01/04/2022 - 8:45
Quando Helga Pirogova chegou à reunião de vereadores da cidade russa de Novosibirsk em 16 de março, vestia uma camisa azul e uma coroa de flores amarelas na cabeça. As cores da bandeira ucraniana.
Com a repressão a todo vapor aos críticos do Kremlin, sua indumentária não passou despercebida na Rússia.
“Por que está usando uma coroa de flores na cabeça? Isso traz azar”, disse-lhe Serguei Bondarenko, um deputado local do partido Rússia Unida de Vladimir Putin.
Mas Pirogova, de 33 anos, não se deixa assustar. “Foi a minha maneira de me expressar, de dizer, sem palavras, o que penso desta situação”, explica à AFP esta jovem de grandes olhos verdes.
Denunciar a ofensiva na Ucrânia de forma muito explícita pode levar à prisão. O poder russo reforçou sua legislação contra a publicação de “informações falsas” sobre o exército ou qualquer ação que o desacredite.
“Eu não apoio nenhum conflito e isso é uma grande tragédia para o mundo inteiro”, diz Pirogova, que tem formação como pedagoga e experiência em marketing.
Desde 2020, é vereadora independente em Novosibirsk, uma grande cidade industrial da Sibéria.

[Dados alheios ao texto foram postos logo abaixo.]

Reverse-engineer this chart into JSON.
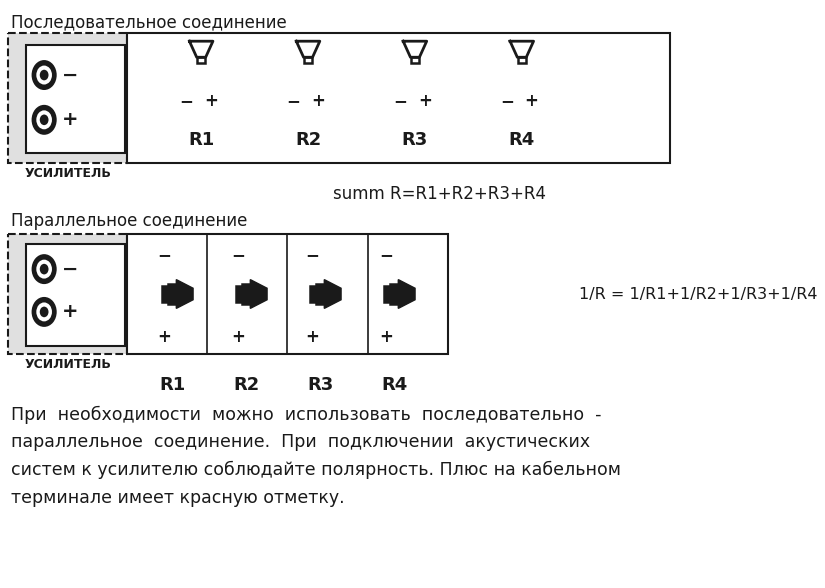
{
  "bg_color": "#ffffff",
  "fg_color": "#1a1a1a",
  "gray_bg": "#e0e0e0",
  "title1": "Последовательное соединение",
  "title2": "Параллельное соединение",
  "formula1": "summ R=R1+R2+R3+R4",
  "formula2": "1/R = 1/R1+1/R2+1/R3+1/R4",
  "amp_label": "УСИЛИТЕЛЬ",
  "r_labels": [
    "R1",
    "R2",
    "R3",
    "R4"
  ],
  "bottom_text": "При  необходимости  можно  использовать  последовательно  -\nпараллельное  соединение.  При  подключении  акустических\nсистем к усилителю соблюдайте полярность. Плюс на кабельном\nтерминале имеет красную отметку.",
  "fig_width": 8.25,
  "fig_height": 5.88,
  "dpi": 100
}
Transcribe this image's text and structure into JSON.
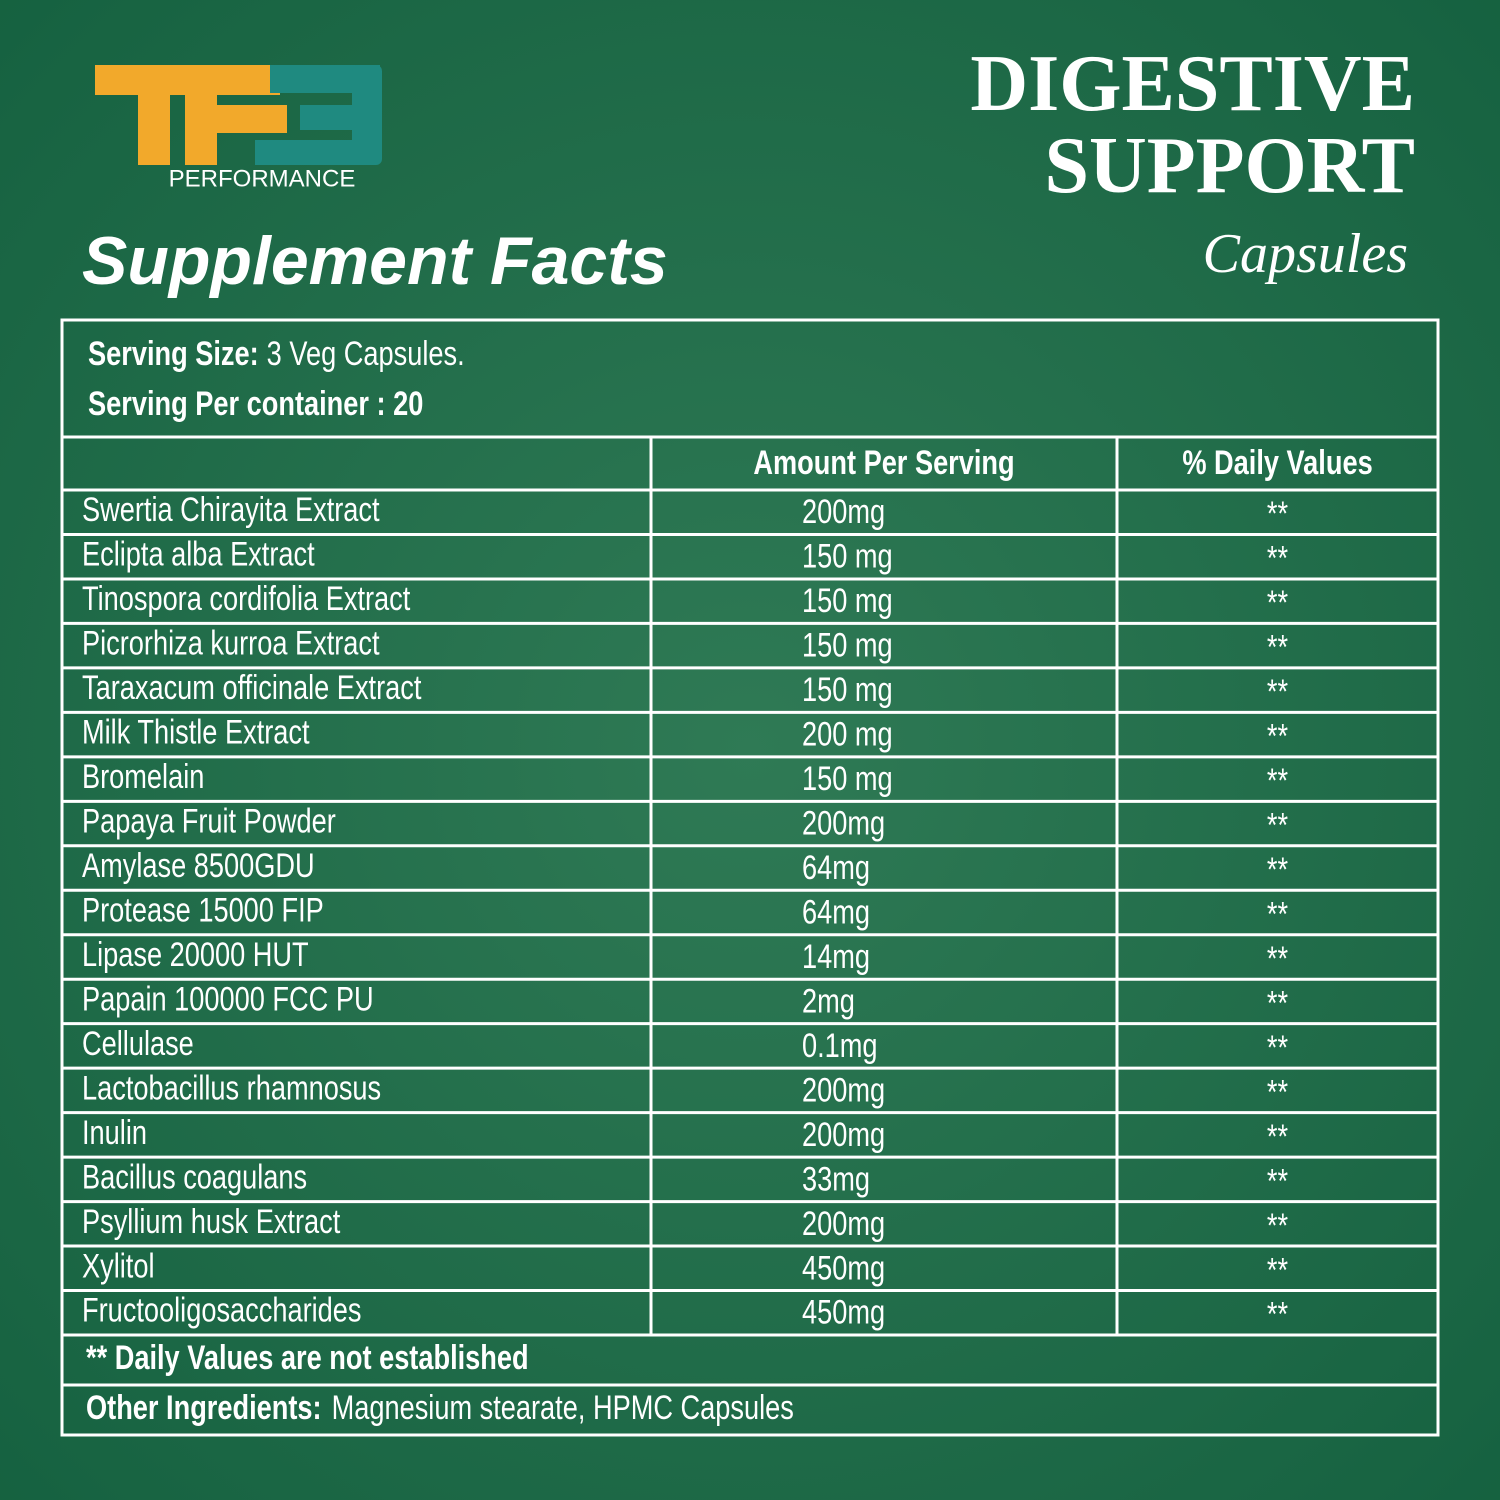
{
  "logo": {
    "text": "PERFORMANCE"
  },
  "product": {
    "line1": "DIGESTIVE",
    "line2": "SUPPORT",
    "line3": "Capsules"
  },
  "heading": "Supplement Facts",
  "serving": {
    "size_label": "Serving Size:",
    "size_value": "3 Veg Capsules.",
    "per_container": "Serving Per container : 20"
  },
  "table": {
    "columns": [
      "Amount Per Serving",
      "% Daily Values"
    ],
    "rows": [
      [
        "Swertia Chirayita Extract",
        "200mg",
        "**"
      ],
      [
        "Eclipta alba Extract",
        "150 mg",
        "**"
      ],
      [
        "Tinospora cordifolia Extract",
        "150 mg",
        "**"
      ],
      [
        "Picrorhiza kurroa Extract",
        "150 mg",
        "**"
      ],
      [
        "Taraxacum officinale Extract",
        "150 mg",
        "**"
      ],
      [
        "Milk Thistle Extract",
        "200 mg",
        "**"
      ],
      [
        "Bromelain",
        "150 mg",
        "**"
      ],
      [
        "Papaya Fruit Powder",
        "200mg",
        "**"
      ],
      [
        "Amylase 8500GDU",
        "64mg",
        "**"
      ],
      [
        "Protease 15000 FIP",
        "64mg",
        "**"
      ],
      [
        "Lipase 20000 HUT",
        "14mg",
        "**"
      ],
      [
        "Papain 100000 FCC PU",
        "2mg",
        "**"
      ],
      [
        "Cellulase",
        "0.1mg",
        "**"
      ],
      [
        "Lactobacillus rhamnosus",
        "200mg",
        "**"
      ],
      [
        "Inulin",
        "200mg",
        "**"
      ],
      [
        "Bacillus coagulans",
        "33mg",
        "**"
      ],
      [
        "Psyllium husk Extract",
        "200mg",
        "**"
      ],
      [
        "Xylitol",
        "450mg",
        "**"
      ],
      [
        "Fructooligosaccharides",
        "450mg",
        "**"
      ]
    ]
  },
  "footnote": "** Daily Values are not established",
  "other": {
    "label": "Other Ingredients:",
    "value": "Magnesium stearate, HPMC Capsules"
  }
}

E é uma das últimas opositoras russas ainda ativas. Os outros fugiram do país por medo de serem perseguidos ou presos, como Alexei Navalny, que está preso há mais de um ano.

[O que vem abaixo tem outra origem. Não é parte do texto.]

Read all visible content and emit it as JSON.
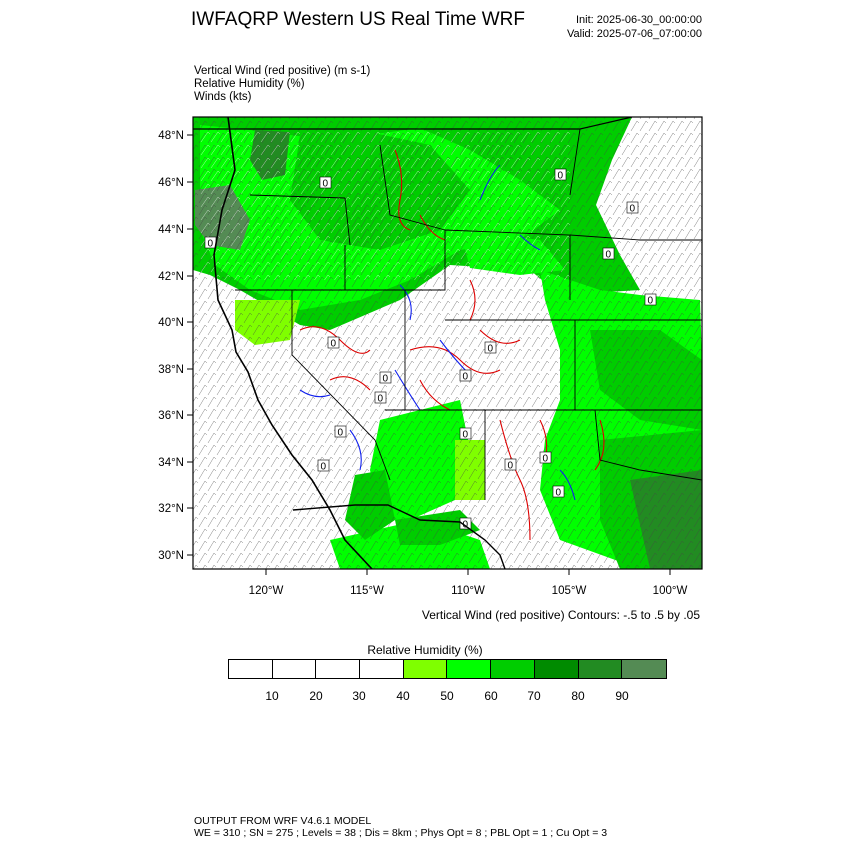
{
  "header": {
    "title": "IWFAQRP Western US Real Time WRF",
    "init": "Init: 2025-06-30_00:00:00",
    "valid": "Valid: 2025-07-06_07:00:00"
  },
  "fields": {
    "vertical_wind": "Vertical Wind (red positive)   (m s-1)",
    "relative_humidity": "Relative Humidity   (%)",
    "winds": "Winds   (kts)"
  },
  "map": {
    "lat_labels": [
      "48°N",
      "46°N",
      "44°N",
      "42°N",
      "40°N",
      "38°N",
      "36°N",
      "34°N",
      "32°N",
      "30°N"
    ],
    "lon_labels": [
      "120°W",
      "115°W",
      "110°W",
      "105°W",
      "100°W"
    ],
    "contour_note": "Vertical Wind (red positive) Contours: -.5 to .5 by .05",
    "contour_zero_label": "0",
    "colors": {
      "rh_40": "#7fff00",
      "rh_50": "#00ff00",
      "rh_60": "#00cd00",
      "rh_70": "#008b00",
      "rh_80": "#228b22",
      "rh_90": "#548b54",
      "updraft": "#dd0000",
      "downdraft": "#1020ee"
    }
  },
  "colorbar": {
    "title": "Relative Humidity   (%)",
    "labels": [
      "10",
      "20",
      "30",
      "40",
      "50",
      "60",
      "70",
      "80",
      "90"
    ],
    "colors": [
      "#ffffff",
      "#ffffff",
      "#ffffff",
      "#ffffff",
      "#7fff00",
      "#00ff00",
      "#00cd00",
      "#008b00",
      "#228b22",
      "#548b54"
    ]
  },
  "footer": {
    "line1": "OUTPUT FROM WRF V4.6.1 MODEL",
    "line2": "WE = 310 ; SN = 275 ; Levels = 38 ; Dis = 8km ; Phys Opt = 8 ; PBL Opt = 1 ; Cu Opt = 3"
  }
}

Ao ser eleita vereadora, Helga Pirogova fazia parte de uma coalizão que reunia aliados de Navalny e candidatos independentes que – como fato excepcional – tinham o direito de se candidatar.
Um deles, Serguei Boiko, chefe da sede regional de Navalny, foi eleito, para surpresa geral, junto com Pirogova.
Mas a euforia durou pouco. Em janeiro de 2021, Navalny foi preso ao retornar à Rússia após se recuperar de um envenenamento na Alemanha. Em junho, suas organizações foram banidas por “extremismo” e a maioria de seus apoiadores fugiu do país. Em dezembro, Serguei Boyko também seguiu o caminho do exílio.
– “Meu país é pacífico” –
Em apenas um ano, Pigorova viu se apagarem as últimas luzes de algum tipo de “liberdade política” na Rússia.
“O sistema político agora é tão opressivo e a repressão explodiu de tal forma que as pessoas não apenas têm medo de dizer o nome de Navalny, mas também é proibido usar certas palavras” para descrever a ofensiva na Ucrânia, lamenta.
O simples fato de falar em “guerra” para descrever a intervenção militar pode levar à prisão sob uma lei que pune o que as autoridades entendem como “informação falsa”.
Desde o início da ofensiva, Pigorova viu a letra “Z” florescer em sua cidade em “ônibus ou placas de publicidade”.
A letra, inscrita nos uniformes russos na Ucrânia, tornou-se um sinal de apoio ao exército.
Além disso, vários opositores ainda na Rússia viram nos últimos dias o “Z” inscrito em suas portas com mensagens acusando-os de “colaboração”.
Em março, Vladimir Putin pediu pessoalmente uma “autopurificação” da sociedade russa dos “traidores”.
Helga Pigorova, apesar de comprometida com a oposição, “obviamente” não se considera uma “colaboracionista” ou uma traidora. “Meu país é pacífico, culto e bonito. E um governo agressivo faz de tudo para nos fazer esquecer disso”, diz.
Com modéstia, recusa-se a se ver entre “os últimos dos moicanos” e afirma receber diariamente inúmeras mensagens de apoio de amigos e desconhecidos.
Por enquanto, afirma não ter sofrido pressões concretas. “O medo existe, mas isso não significa que nada tenha que ser feito”, afirma, assegurando que quer ficar em seu país o maior tempo possível.
Ainda tem um vislumbre de esperança para a Rússia? “Claro, se não, de que adiantaria tudo isso?”, responde sem hesitar e esboçando um grande sorriso.